Valley Health also moved pursuant to Rule 12(b)(6) for the dismissal of Downs' request for punitive damages in Count III. " [P]unitive damages is not a 'cause of action' subject to dismissal under Rule 12(b)(6)." Rathbone v. Haywood Cnty., No. 1:08CV117, 2008 WL 2789770, at *1 (W.D.N.C. July 17, 2008). " A plain reading of Rule 12(b)(6) indicates that the rule may be used only to dismiss a 'claim' in its entirety." Janis v. Nelson, No. CR. 09-5019-KES, 2009 WL 4505935, at *7 (D.S.D. Nov. 24, 2009) (citations omitted); Fed.R.Civ.P. 12(b)(6) (permitting party to raise the defense of " failure to state a claim upon which relief can be granted" by

Page 620

motion). Because " a demand for relief is not part of a plaintiff's statement of the claim," Alexander v. Southeastern Wholesale Corp., No. 2:13CV213, 978 F.Supp.2d 615, 2013 WL 5673311, at *8 n.7 (E.D. Va. Oct. 17, 2013) (citing Bontkowski v. Smith, 305 F.3d 757, 762 (7th Cir. 2002)), the nature of the relief sought is immaterial to the question of whether a complaint adequately states a claim upon which relief can be granted. See Int'l Fid. Ins. Co. v. Mahogany, Inc., No. CIV. JKB-11-1708, 2011 WL 3055251, at *2 n.1 (D. Md. June 25, 2011) (citing Charles Alan Wright, et al., 5 Federal Practice And Procedure § 1255 (3rd ed. 1993)).

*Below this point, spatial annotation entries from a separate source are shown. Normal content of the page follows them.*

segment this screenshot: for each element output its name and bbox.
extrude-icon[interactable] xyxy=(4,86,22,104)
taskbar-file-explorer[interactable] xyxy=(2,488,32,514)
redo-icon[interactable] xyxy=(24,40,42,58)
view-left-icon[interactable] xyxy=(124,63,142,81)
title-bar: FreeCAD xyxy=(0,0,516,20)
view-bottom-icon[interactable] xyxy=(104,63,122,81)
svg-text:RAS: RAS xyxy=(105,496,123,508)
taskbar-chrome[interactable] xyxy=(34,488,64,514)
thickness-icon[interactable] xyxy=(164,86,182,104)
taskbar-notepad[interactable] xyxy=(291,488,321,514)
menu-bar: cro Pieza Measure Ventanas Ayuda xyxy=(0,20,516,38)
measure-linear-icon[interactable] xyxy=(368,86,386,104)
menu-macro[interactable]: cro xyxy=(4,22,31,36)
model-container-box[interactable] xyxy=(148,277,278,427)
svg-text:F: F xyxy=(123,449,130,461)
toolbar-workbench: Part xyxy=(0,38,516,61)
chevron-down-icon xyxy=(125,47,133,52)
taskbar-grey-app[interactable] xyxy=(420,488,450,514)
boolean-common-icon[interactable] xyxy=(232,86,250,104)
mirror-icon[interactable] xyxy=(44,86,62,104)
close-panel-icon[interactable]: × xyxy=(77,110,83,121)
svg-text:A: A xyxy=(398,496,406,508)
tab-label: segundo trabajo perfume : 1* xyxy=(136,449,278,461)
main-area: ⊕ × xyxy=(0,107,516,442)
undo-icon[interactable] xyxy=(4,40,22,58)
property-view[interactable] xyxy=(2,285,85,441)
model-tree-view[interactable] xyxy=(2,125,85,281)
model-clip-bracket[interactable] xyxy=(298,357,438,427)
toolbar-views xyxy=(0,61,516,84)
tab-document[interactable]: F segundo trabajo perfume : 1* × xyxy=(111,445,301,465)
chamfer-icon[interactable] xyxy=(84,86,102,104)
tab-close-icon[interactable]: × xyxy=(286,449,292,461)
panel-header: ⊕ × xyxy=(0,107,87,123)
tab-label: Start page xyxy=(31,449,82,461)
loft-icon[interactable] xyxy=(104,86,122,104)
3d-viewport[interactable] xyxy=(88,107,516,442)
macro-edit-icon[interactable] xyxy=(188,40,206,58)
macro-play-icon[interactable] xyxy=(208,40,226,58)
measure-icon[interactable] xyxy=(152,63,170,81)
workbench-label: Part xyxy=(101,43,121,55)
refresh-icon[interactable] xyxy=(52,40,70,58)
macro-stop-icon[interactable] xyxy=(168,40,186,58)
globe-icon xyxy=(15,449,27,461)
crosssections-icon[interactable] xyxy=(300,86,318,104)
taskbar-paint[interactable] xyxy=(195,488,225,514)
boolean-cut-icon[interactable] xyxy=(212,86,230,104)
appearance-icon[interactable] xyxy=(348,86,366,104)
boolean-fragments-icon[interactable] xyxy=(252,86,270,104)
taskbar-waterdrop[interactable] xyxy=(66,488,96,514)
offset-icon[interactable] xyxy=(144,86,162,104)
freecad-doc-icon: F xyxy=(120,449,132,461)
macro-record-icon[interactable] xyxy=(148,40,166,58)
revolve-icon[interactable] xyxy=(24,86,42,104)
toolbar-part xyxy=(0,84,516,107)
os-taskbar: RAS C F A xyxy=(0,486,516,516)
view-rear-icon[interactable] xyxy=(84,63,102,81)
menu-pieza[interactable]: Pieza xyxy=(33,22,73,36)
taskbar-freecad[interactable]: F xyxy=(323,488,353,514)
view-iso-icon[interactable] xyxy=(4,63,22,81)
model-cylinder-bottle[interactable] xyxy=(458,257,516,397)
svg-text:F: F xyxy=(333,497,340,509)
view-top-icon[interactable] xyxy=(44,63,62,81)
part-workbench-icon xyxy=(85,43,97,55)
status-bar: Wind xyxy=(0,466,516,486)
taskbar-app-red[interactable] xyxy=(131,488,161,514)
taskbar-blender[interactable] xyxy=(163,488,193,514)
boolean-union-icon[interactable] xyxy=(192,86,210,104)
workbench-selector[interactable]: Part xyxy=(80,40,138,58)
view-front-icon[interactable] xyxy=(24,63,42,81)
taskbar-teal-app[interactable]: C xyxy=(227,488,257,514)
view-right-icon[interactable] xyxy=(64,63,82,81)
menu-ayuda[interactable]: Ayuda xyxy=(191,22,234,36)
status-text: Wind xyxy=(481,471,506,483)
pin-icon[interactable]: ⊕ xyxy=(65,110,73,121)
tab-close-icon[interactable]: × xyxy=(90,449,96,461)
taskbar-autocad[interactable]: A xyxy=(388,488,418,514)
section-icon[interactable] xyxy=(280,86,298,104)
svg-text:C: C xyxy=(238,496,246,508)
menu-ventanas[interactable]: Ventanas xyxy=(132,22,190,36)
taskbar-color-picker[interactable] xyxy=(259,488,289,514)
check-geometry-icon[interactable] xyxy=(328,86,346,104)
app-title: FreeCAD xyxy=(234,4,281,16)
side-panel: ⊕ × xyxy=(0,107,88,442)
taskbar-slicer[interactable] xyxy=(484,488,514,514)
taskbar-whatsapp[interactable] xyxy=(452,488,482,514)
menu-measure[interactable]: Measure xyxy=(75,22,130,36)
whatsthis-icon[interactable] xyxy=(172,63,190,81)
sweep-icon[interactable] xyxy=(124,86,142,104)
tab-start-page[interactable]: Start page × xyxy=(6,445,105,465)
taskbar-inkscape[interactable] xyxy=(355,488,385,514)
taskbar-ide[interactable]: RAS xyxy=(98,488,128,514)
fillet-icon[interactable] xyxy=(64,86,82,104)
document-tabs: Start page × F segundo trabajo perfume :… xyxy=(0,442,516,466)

" [Rule] 54 underscores the impropriety of dismissing requests for punitive damages under [Rule] 12(b)(6)." Oppenheimer v. Southwest Airlines Co., No. 13-CV-260-IEG BGS, 2013 WL 3149483, at *4 n.1 (S.D. Cal. June 17, 2013). Because Rule 54(c) directs courts to " grant the relief to which each party is entitled, even if the party has not demanded that relief in its pleadings," it " makes little sense to require detailed factual allegations to support a demand for certain damages when such damages may ultimately be awarded even if they were never pled in the complaint." Id. (citations omitted); Fed.R.Civ.P. 54(c). In short, the question of punitive damages is not properly addressed on a motion to dismiss. The court will accordingly deny this portion of defendants' motion.

III.

This is not a case where an employee was allegedly denied FMLA benefits. Instead, Downs has alleged that she took advantage of the rights the FMLA provided to her and that her employer took adverse action against her because she exercised those rights. While these allegations clearly state a claim for FMLA retaliation, they do not assert any claim for FMLA interference. As to punitive damages, the court will not attempt to determine the appropriate relief at this preliminary stage of the proceedings. The court will also deny Valley's Health's request for costs. An appropriate Order will be entered this day.

The Clerk is directed to send a copy of this Memorandum Opinion to all counsel of record.

ORDER

For the reasons set forth in the Memorandum Opinion entered this day, defendants' Motion to Dismiss, in Part, Second Amended Complaint, Dkt. No. 30, is GRANTED in part and DENIED in part. Specifically, the motion is GRANTED as to Count I, DENIED as to the request for punitive damages in Count III, and DENIED as to defendant's request for costs. Count I is accordingly DISMISSED.

It is so ORDERED.

The Clerk of Court hereby is directed to send a certified copy of this Order to all counsel of record.